Учитывая успехи БРИК, неудивительно, что многие страны в настоящее время соперничают за право называться «новыми БРИК». Когда я общаюсь с друзьями из Индонезии, они указывают на то, что вместо термина БРИК должен использоваться термин БРИКИ. Мексиканские политики заявляли мне, что это понятие должно на самом деле выглядеть как БРИКМ. В Турции хотели бы видеть БРИКТ.

В 2003 году мои коллеги из Goldman Sachs Доминик Уилсон и Рупа Пурушотаман подготовили статью, расширяющую мои прогнозы до 2050 года{2}. Они предположили, что к 2035 году Китай может обогнать США и стать крупнейшей экономикой в мире, а к 2039 году совокупный ВВП стран БРИК превысит суммарный объем экономик стран G7.

Эта статья привлекла много внимания, хотя большинство в то время считало этот прогноз нереальным. Тем не менее наши последующие исследования показывают, что ВВП Китая может достигнуть уровня США уже в 2027 году (или даже раньше). С 2001 года ВВП Китая вырос в четыре раза – с $1,5 трлн до $6 трлн. С экономической точки зрения Китай за 10 лет создал три новых Китая. И вполне вероятно, что совокупный ВВП четырех стран БРИК превысит ВВП США еще до 2020 года.

В 2005 году руководимая мною команда исследователей из Goldman Sachs попыталась определить, кто войдет в группу развивающихся стран, идущих в кильватере БРИК. Группу из одиннадцати стран, в которую вошли Бангладеш, Египет, Индонезия, Иран, Южная Корея, Мексика, Нигерия, Пакистан, Филиппины, Турция и Вьетнам, мы назвали Next Eleven («Следующие 11»), или сокращенно N-11. Хотя мы считаем, что экономика ни одного из членов N-11, скорее всего, не достигнет размеров экономики любой из стран БРИК, мы думаем, что Мексика и Корея способны играть в мировой экономике не менее важную роль, чем БРИК{3}.

Как и в случае с термином БРИК, я был немного удивлен тем, насколько быстро получила широкое признание концепция N-11. Для многих, от инвесторов до политиков, она стала важным инструментом анализа изменений в глобальной экономике. Такие инструменты становятся полезными как никогда, учитывая скорость и масштабы происходящих перемен.

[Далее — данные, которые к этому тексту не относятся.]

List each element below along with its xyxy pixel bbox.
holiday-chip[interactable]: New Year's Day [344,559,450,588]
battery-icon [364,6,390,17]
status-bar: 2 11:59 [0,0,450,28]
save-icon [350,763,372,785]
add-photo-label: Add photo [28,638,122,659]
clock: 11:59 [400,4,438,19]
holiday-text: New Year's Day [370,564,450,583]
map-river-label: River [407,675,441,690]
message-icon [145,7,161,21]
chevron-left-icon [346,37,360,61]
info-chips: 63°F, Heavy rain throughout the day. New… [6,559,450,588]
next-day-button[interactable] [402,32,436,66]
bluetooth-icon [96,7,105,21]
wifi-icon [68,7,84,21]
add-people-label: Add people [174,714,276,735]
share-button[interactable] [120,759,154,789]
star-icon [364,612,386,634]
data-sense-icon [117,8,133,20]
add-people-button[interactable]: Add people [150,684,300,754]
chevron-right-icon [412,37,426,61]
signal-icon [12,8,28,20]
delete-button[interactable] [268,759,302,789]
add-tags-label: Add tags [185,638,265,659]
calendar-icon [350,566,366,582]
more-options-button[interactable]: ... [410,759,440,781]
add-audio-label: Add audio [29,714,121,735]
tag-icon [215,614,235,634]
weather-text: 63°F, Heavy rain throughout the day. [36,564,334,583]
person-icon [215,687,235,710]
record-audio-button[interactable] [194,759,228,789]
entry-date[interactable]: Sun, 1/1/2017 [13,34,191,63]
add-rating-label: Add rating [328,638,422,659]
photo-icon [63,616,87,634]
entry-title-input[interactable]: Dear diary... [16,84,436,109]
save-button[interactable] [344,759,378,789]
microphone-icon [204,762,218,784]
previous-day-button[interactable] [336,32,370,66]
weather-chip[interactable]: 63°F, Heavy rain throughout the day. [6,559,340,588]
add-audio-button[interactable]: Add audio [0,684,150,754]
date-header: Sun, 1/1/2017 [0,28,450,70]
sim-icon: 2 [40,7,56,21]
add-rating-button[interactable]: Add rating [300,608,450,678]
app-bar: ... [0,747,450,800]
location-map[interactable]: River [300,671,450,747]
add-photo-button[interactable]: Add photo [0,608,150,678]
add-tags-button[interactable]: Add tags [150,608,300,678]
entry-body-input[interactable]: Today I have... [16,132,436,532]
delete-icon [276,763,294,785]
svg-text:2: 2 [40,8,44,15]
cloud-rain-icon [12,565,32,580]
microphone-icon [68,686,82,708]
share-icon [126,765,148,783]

Концепции БРИК и N-11 не могут объяснить абсолютно все экономические явления современности, но они помогают понять, что происходит в мировой экономике.

В начале 2011 года я пришел к выводу, что термин «развивающиеся рынки» (emerging markets) больше не может применяться к странам БРИК, а также к четырем странам из группы N-11 – Индонезии, Корее, Мексике и Турции. В настоящее время эти страны имеют прочные позиции по государственному долгу и дефициту бюджета, устойчивые торговые структуры и огромное число людей, неуклонно поднимающихся вверх по лестнице экономического благосостояния. Инвесторам, пытающимся оценить возможности, открывающиеся на новых рынках, а также политикам, стремящимся понять, какие изменения происходят в мире, следует смотреть на эти страны не как на традиционные «развивающиеся рынки». Мне кажется, что термин «растущие рынки» (growth markets) более точен.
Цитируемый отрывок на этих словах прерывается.